Кунигас. Маслав

22
18
20
22
24
26
28
30

— Я не могу идти с вами… Я исполняю приказание императора, волю моей матери и мою собственную, принося мою жизнь в жертву Богу.

Но мы лежали у ног его и просили неотступно, так что он под конец смягчился и стал колебаться в своем решении.

Потом мы проводили его до его жилища, которое находилось рядом с монастырем, и он расспрашивал нас о Польше, о костелах и замках и обо всех наших несчастных.

Он жил здесь как духовное лицо, почти как монах, окруженный небольшим двором, совершенно не соответствовавшим его княжескому сану, ел за общей трапезой со всеми монахами и присутствовал на их общих молитвах. Казалось, он не желал ничего другого и совершенно не стремился к власти.

— Милостивый государь! — говорили мы ему. — Мы приносим тебе не золотую, но терновую корону, и ты должен принять ее во имя Христа, который носил ее. Смилуйся над бедными! Чехи опустошили землю, язычество подняло голову и повсюду взяло верх. Маслав с пруссаками ведет с нами борьбу и берет в плен твоих рыцарей. Неужели дело, за которое мы проливали нашу кровь, так бесславно погибнет?

— Если бы я отдал вам всю свою кровь, — возразил Казимир, — то и это не принесло бы вам пользы. Моих двух рук недостаточно для борьбы с тысячеруким врагом.

И только тут я признался ему, что, прежде чем прийти сюда, мы побывали у императора и заручились его помощью.

Тогда он оживился и стал расспрашивать, были ли мы у королевы-матери, но мы искренно отвечали ему, что до сих пор не были у нее, зная, что наши мольбы будут напрасны.

Поздно ночью, когда уж звонили к молитве, мы расстались с ним, не получив от него никакого обещания. На другой день, утром, мы все отправились к обедне в костел Святого Иакова и здесь застали Казимира, распростертого на земле.

По окончании службы он сделал нам знак, чтобы мы следовали за ним в его жилище. Мы еще не знали, что нас там ожидает.

При входе он сказал нам:

— Я искал в костеле откровения воли Божией, и Бог повелел мне идти с вами. Пусть не говорят, что я пожалел для вас своей жизни и крови. Вот я — берите меня с собою.

Обливаясь радостными слезами, мы все пали перед ним на колени.

Нельзя описать словами нашего счастья! Тотчас же мы начали готовиться в путь, хотя аббат Альберт и монахи пытались оказать нам противодействие, обратившись за помощью к епископу Нитхарту, чтобы тот задержал Казимира и не отпускал с нами.

И вот, вызванные в епископский замок, мы должны были явиться к этому владыке, который из рук императора принял и духовную и светскую власть.
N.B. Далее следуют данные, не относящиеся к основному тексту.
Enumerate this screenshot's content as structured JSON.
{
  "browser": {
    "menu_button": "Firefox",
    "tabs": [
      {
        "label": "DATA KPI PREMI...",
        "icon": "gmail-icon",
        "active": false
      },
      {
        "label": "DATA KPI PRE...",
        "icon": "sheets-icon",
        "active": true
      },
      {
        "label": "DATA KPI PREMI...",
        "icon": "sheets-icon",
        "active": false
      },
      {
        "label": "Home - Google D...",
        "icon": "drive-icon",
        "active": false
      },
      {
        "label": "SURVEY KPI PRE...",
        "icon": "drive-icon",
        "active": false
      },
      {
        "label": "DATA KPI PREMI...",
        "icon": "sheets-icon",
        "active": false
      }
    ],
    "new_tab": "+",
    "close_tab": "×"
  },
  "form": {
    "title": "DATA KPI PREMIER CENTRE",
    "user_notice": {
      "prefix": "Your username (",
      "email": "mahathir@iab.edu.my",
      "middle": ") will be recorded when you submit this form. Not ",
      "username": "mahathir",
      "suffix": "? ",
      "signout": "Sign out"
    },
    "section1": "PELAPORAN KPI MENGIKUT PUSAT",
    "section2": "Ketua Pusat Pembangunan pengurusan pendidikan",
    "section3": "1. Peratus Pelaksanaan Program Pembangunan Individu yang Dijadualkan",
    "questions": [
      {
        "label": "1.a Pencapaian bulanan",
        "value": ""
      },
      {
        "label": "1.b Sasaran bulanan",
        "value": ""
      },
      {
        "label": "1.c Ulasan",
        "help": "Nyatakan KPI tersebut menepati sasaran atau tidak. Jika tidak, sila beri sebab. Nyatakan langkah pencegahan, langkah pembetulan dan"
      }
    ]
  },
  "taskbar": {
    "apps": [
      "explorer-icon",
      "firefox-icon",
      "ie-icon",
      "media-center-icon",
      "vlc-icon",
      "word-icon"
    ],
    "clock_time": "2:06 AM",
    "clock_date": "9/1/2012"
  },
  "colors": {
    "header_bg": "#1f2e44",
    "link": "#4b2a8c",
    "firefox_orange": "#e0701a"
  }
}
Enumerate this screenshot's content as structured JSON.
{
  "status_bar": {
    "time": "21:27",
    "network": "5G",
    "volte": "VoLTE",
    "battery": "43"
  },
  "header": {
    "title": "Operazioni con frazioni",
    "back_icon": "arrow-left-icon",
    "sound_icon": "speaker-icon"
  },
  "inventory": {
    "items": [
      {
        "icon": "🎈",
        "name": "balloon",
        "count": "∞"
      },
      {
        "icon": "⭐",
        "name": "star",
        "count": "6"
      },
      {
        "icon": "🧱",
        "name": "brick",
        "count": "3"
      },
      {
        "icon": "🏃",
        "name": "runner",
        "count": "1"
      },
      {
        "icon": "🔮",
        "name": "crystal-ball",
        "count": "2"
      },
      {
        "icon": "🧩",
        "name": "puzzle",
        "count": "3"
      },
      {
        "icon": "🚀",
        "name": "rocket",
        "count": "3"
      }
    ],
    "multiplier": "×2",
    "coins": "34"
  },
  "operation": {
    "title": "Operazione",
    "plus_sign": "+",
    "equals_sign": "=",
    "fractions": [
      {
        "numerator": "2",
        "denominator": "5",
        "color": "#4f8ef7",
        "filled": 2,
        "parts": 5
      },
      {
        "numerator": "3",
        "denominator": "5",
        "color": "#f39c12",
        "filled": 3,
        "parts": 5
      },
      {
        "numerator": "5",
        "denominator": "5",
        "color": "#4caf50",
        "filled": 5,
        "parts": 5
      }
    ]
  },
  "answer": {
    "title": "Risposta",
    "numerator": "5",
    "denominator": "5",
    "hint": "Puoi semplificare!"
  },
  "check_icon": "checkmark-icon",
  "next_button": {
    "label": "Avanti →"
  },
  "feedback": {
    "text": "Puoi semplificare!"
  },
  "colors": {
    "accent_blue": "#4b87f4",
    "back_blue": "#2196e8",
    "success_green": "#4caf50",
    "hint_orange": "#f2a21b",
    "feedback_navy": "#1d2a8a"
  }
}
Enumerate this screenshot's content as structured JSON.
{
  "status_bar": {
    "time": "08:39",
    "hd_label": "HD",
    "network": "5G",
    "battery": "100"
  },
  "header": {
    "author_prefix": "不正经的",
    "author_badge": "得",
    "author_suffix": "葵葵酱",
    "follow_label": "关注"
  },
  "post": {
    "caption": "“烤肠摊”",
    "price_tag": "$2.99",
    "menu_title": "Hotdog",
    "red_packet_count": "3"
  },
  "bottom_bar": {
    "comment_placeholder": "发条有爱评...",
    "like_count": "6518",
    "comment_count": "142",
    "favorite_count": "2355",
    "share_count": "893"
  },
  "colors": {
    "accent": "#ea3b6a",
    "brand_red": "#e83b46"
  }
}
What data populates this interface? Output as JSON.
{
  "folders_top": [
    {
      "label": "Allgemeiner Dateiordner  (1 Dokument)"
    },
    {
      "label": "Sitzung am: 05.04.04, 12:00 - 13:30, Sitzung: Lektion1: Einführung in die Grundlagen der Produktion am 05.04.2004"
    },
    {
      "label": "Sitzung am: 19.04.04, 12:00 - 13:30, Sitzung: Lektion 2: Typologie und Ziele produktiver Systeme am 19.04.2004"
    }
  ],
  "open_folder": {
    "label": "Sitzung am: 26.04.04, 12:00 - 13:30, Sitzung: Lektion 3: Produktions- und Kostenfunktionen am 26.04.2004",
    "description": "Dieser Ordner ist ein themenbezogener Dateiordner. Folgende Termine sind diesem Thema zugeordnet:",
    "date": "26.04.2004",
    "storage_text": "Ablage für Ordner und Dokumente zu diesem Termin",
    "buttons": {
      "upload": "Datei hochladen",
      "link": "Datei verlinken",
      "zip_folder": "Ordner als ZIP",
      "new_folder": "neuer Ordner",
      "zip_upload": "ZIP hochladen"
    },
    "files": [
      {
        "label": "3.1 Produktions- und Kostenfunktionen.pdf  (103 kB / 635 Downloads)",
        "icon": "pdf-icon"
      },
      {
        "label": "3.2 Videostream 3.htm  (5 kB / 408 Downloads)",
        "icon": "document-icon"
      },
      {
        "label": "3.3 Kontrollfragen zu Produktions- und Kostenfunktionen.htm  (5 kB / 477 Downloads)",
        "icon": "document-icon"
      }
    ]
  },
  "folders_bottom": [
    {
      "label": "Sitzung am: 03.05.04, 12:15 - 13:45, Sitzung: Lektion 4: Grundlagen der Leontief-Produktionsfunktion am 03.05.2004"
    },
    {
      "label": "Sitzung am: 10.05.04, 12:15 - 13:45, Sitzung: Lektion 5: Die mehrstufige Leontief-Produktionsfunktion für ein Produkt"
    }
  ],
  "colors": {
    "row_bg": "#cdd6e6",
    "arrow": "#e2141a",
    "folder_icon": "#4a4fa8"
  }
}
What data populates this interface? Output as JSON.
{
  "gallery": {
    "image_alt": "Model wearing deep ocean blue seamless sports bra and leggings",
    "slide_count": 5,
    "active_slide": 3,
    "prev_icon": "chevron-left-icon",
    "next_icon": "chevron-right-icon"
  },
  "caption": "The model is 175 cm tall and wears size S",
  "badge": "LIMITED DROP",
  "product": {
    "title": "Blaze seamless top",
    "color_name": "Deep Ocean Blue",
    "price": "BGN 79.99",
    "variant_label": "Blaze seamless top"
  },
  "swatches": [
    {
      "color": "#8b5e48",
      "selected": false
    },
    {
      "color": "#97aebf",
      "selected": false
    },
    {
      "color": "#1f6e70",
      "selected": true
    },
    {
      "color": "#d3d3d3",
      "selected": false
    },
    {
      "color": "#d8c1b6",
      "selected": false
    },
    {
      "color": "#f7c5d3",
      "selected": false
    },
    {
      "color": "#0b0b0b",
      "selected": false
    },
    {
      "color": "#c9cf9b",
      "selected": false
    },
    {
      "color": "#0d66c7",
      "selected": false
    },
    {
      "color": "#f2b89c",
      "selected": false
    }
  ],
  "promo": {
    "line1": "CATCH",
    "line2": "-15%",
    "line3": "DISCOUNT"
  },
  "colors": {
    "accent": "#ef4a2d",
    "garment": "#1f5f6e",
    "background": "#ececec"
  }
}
В одной руке он держал крест, а в другой — меч, и так, в рыцарских доспехах, отправляет богослужение и заседает на епископском троне, как король.

Выслушав наш рассказ о том, как унижена и загнана вера христианская, он приказал выдать нам короля. Да и сам Казимир, раз уже согласившись ехать с нами, был непреклонен в своем решении, и на третий день мы выехали вместе с ним в Регенсбург к императору Генриху — напомнить ему о данном им обещании.

Император принял нас чрезвычайно ласково и слово свое сдержал. Он приказал достать из своей сокровищницы обе короны и выдать их нам, а в войске отобрать шестьсот хорошо вооруженных людей и предоставить в распоряжение нашего короля.

— Что же такое случилось с немцем, что он вдруг так разжалобился над нами? — пробормотал Лясота.

— Уж, наверное, он это сделал не из любви к нам, — произнес Топор, — но из справедливого опасения, как бы Братислав не слишком усилился и не распространил своих владений за чешскую границу.

Из Регенсбурга король решил ехать к матери, чтобы проститься с ней и взять у нее благословение. Напрасно старались мы отклонить его от этой мысли: он как любящий и послушный сын не хотел идти без ее ведома и разрешения.